Hi!
When I try to run a job on Yggdrasil I get an BlockingIOError which I cant sort out. Ive pasted the full error message below. The strange thing is that this error is not raised when I dont go via the slurm queue but just use ‘salloc’ to run it on a computing node. Does someone know what is going on?
Felix
Traceback (most recent call last):
File "/srv/beegfs/scratch/users/f/fvecchi/Run/shear_fit_zs_LastShell_noise.py", line 204, in <module>
result = search.fit(model=model, analysis=analysis)
^^^^^^^^^^^^^^^^^^^^^^^^^^^^^^^^^^^^^^^^^^
File "/home/users/f/fvecchi/cosma_home/Code/AllProjects/PyAutoFit/autofit/non_linear/search/abstract_search.py", line 594, in fit
result = self.start_resume_fit(
^^^^^^^^^^^^^^^^^^^^^^
File "/home/users/f/fvecchi/cosma_home/Code/AllProjects/PyAutoFit/autofit/non_linear/search/abstract_search.py", line 115, in decorated
return func(self, *args, **kwargs)
^^^^^^^^^^^^^^^^^^^^^^^^^^^
File "/home/users/f/fvecchi/cosma_home/Code/AllProjects/PyAutoFit/autofit/non_linear/search/abstract_search.py", line 721, in start_resume_fit
search_internal = self._fit(
^^^^^^^^^^
File "/home/users/f/fvecchi/cosma_home/Code/AllProjects/PyAutoFit/autofit/non_linear/search/nest/nautilus/search.py", line 149, in _fit
search_internal = self.fit_multiprocessing(
^^^^^^^^^^^^^^^^^^^^^^^^^
File "/home/users/f/fvecchi/cosma_home/Code/AllProjects/PyAutoFit/autofit/non_linear/search/nest/nautilus/search.py", line 265, in fit_multiprocessing
return self.call_search(search_internal=search_internal, model=model, analysis=analysis)
^^^^^^^^^^^^^^^^^^^^^^^^^^^^^^^^^^^^^^^^^^^^^^^^^^^^^^^^^^^^^^^^^^^^^^^^^^^^^^^^^
File "/home/users/f/fvecchi/cosma_home/Code/AllProjects/PyAutoFit/autofit/non_linear/search/nest/nautilus/search.py", line 322, in call_search
search_internal.run(
File "/home/users/f/fvecchi/cosma_home/env3.11/lib/python3.11/site-packages/nautilus/sampler.py", line 448, in run
self.write_shell_update(self.filepath, -1)

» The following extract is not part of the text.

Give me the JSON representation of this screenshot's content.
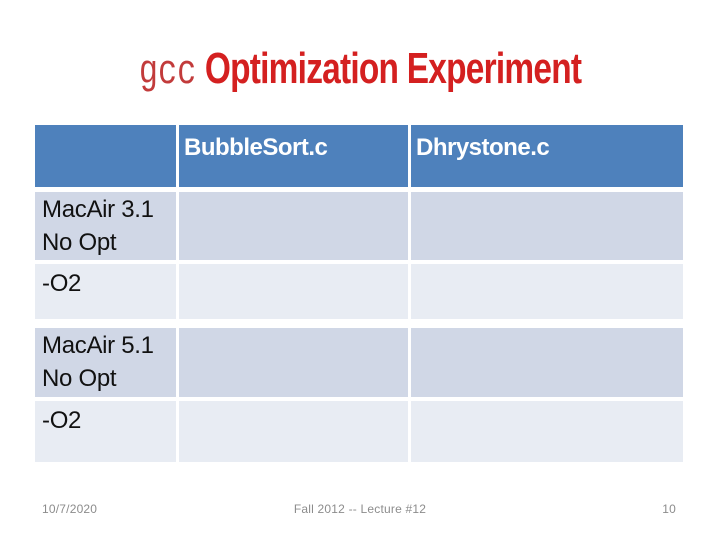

File "/home/users/f/fvecchi/cosma_home/env3.11/lib/python3.11/site-packages/nautilus/sampler.py", line 1319, in write_shell_update
fstream = h5py.File(Path(filepath), 'r+')

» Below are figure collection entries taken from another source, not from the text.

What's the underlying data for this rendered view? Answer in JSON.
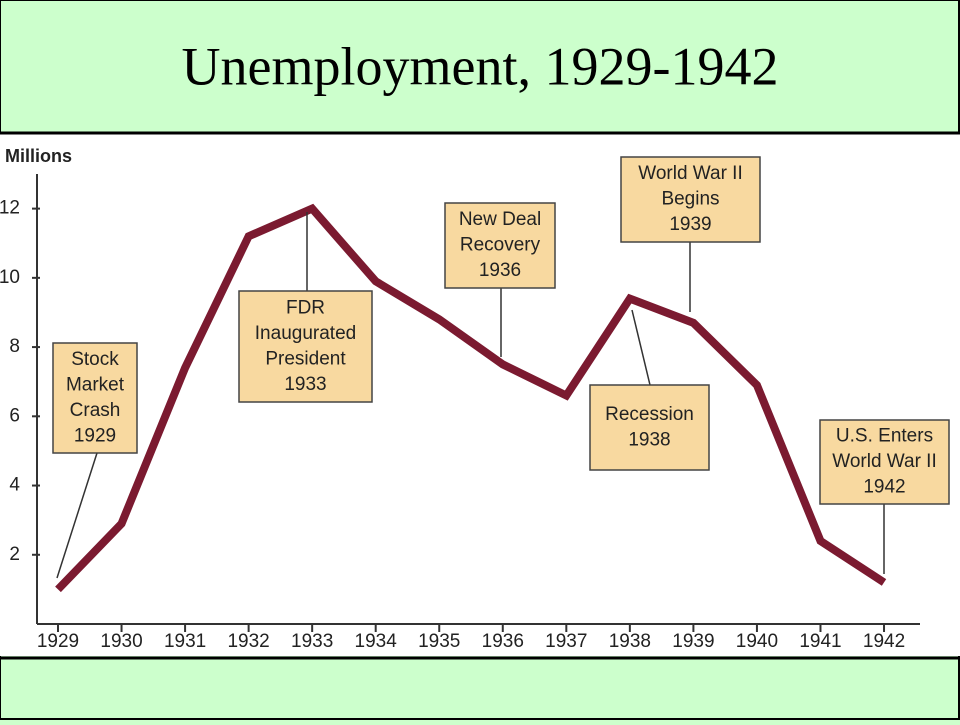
{
  "chart_data": {
    "type": "line",
    "title": "Unemployment, 1929-1942",
    "y_label": "Millions",
    "categories": [
      "1929",
      "1930",
      "1931",
      "1932",
      "1933",
      "1934",
      "1935",
      "1936",
      "1937",
      "1938",
      "1939",
      "1940",
      "1941",
      "1942"
    ],
    "values": [
      1.0,
      2.9,
      7.4,
      11.2,
      12.0,
      9.9,
      8.8,
      7.5,
      6.6,
      9.4,
      8.7,
      6.9,
      2.4,
      1.2
    ],
    "color": "#7b1a30",
    "ylim": [
      0,
      13
    ],
    "yticks": [
      2,
      4,
      6,
      8,
      10,
      12
    ],
    "annotations": [
      {
        "lines": [
          "Stock",
          "Market",
          "Crash",
          "1929"
        ]
      },
      {
        "lines": [
          "FDR",
          "Inaugurated",
          "President",
          "1933"
        ]
      },
      {
        "lines": [
          "New Deal",
          "Recovery",
          "1936"
        ]
      },
      {
        "lines": [
          "World War II",
          "Begins",
          "1939"
        ]
      },
      {
        "lines": [
          "Recession",
          "1938"
        ]
      },
      {
        "lines": [
          "U.S. Enters",
          "World War II",
          "1942"
        ]
      }
    ]
  }
}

^^^^^^^^^^^^^^^^^^^^^^^^^^^^^^^
File "/home/users/f/fvecchi/cosma_home/env3.11/lib/python3.11/site-packages/h5py/_hl/files.py", line 561, in __init__
fid = make_fid(name, mode, userblock_size, fapl, fcpl, swmr=swmr)

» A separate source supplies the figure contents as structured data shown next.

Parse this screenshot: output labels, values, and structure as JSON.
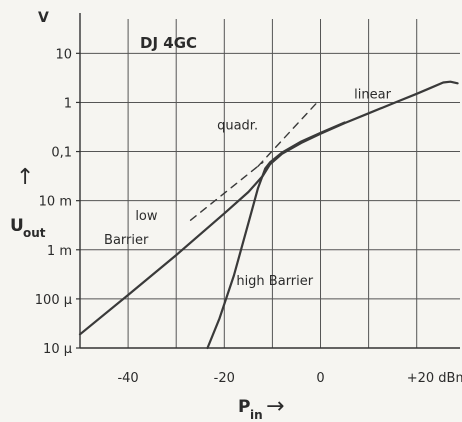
{
  "chart_data": {
    "type": "line",
    "title": "DJ 4GC",
    "xlabel": {
      "main": "P",
      "sub": "in"
    },
    "ylabel": {
      "main": "U",
      "sub": "out"
    },
    "y_unit": "V",
    "x_scale": "linear",
    "y_scale": "log",
    "xlim": [
      -50,
      29
    ],
    "ylim": [
      1e-05,
      50
    ],
    "grid": true,
    "x_ticks": [
      {
        "value": -40,
        "label": "-40"
      },
      {
        "value": -20,
        "label": "-20"
      },
      {
        "value": 0,
        "label": "0"
      },
      {
        "value": 20,
        "label": "+20 dBm"
      }
    ],
    "y_ticks": [
      {
        "value": 10,
        "label": "10"
      },
      {
        "value": 1,
        "label": "1"
      },
      {
        "value": 0.1,
        "label": "0,1"
      },
      {
        "value": 0.01,
        "label": "10 m"
      },
      {
        "value": 0.001,
        "label": "1 m"
      },
      {
        "value": 0.0001,
        "label": "100 µ"
      },
      {
        "value": 1e-05,
        "label": "10 µ"
      }
    ],
    "series": [
      {
        "name": "low Barrier",
        "style": "solid",
        "x": [
          -50,
          -40,
          -30,
          -20,
          -15,
          -12,
          -10.5,
          -8,
          -4,
          0,
          5,
          10,
          15,
          20,
          23,
          25.5,
          27,
          28.5
        ],
        "y": [
          1.9e-05,
          0.00012,
          0.00078,
          0.0055,
          0.015,
          0.032,
          0.055,
          0.09,
          0.15,
          0.23,
          0.38,
          0.6,
          0.95,
          1.5,
          2.0,
          2.55,
          2.65,
          2.45
        ]
      },
      {
        "name": "high Barrier",
        "style": "solid",
        "x": [
          -23.5,
          -21,
          -18,
          -15,
          -13,
          -11.5,
          -10.5,
          -8,
          -4,
          0,
          5
        ],
        "y": [
          1e-05,
          4e-05,
          0.0003,
          0.0035,
          0.018,
          0.045,
          0.06,
          0.095,
          0.16,
          0.24,
          0.39
        ]
      },
      {
        "name": "linear",
        "style": "dashed",
        "x": [
          -27,
          -12
        ],
        "y": [
          0.004,
          0.06
        ]
      },
      {
        "name": "quadr.",
        "style": "dashed",
        "x": [
          -13,
          -0.5
        ],
        "y": [
          0.05,
          1.05
        ]
      }
    ],
    "annotations": [
      {
        "text": "linear",
        "x": 7,
        "y": 1.2
      },
      {
        "text": "quadr.",
        "x": -21.5,
        "y": 0.28
      },
      {
        "text": "low",
        "x": -38.5,
        "y": 0.004
      },
      {
        "text": "Barrier",
        "x": -45,
        "y": 0.0013
      },
      {
        "text": "high Barrier",
        "x": -17.5,
        "y": 0.00019
      }
    ],
    "arrows": {
      "up": "↑",
      "right": "→"
    }
  }
}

^^^^^^^^^^^^^^^^^^^^^^^^^^^^^^^^^^^^^^^^^^^^^^^^^^^^^^^^^^^
File "/home/users/f/fvecchi/cosma_home/env3.11/lib/python3.11/site-packages/h5py/_hl/files.py", line 237, in make_fid
fid = h5f.open(name, h5f.ACC_RDWR, fapl=fapl)
^^^^^^^^^^^^^^^^^^^^^^^^^^^^^^^^^^^^^^^
File "h5py/_objects.pyx", line 54, in h5py._objects.with_phil.wrapper
File "h5py/_objects.pyx", line 55, in h5py._objects.with_phil.wrapper
File "h5py/h5f.pyx", line 102, in h5py.h5f.open
BlockingIOError: [Errno 11] Unable to synchronously open file (unable to lock file, errno = 11, error message = 'Resource temporarily unavailable')
srun: error: cpu073: tasks 0-1: Exited with exit code 1
srun: error: cpu073: task 2: Exited with exit code 1
srun: First task exited 30s ago
srun: StepId=35948812.0 task 3: running
srun: StepId=35948812.0 tasks 0-2: exited abnormally
srun: Terminating StepId=35948812.0
slurmstepd: error: *** STEP 35948812.0 ON cpu073 CANCELLED AT 2024-10-18T14:23:47 ***
srun: Job step aborted: Waiting up to 92 seconds for job step to finish.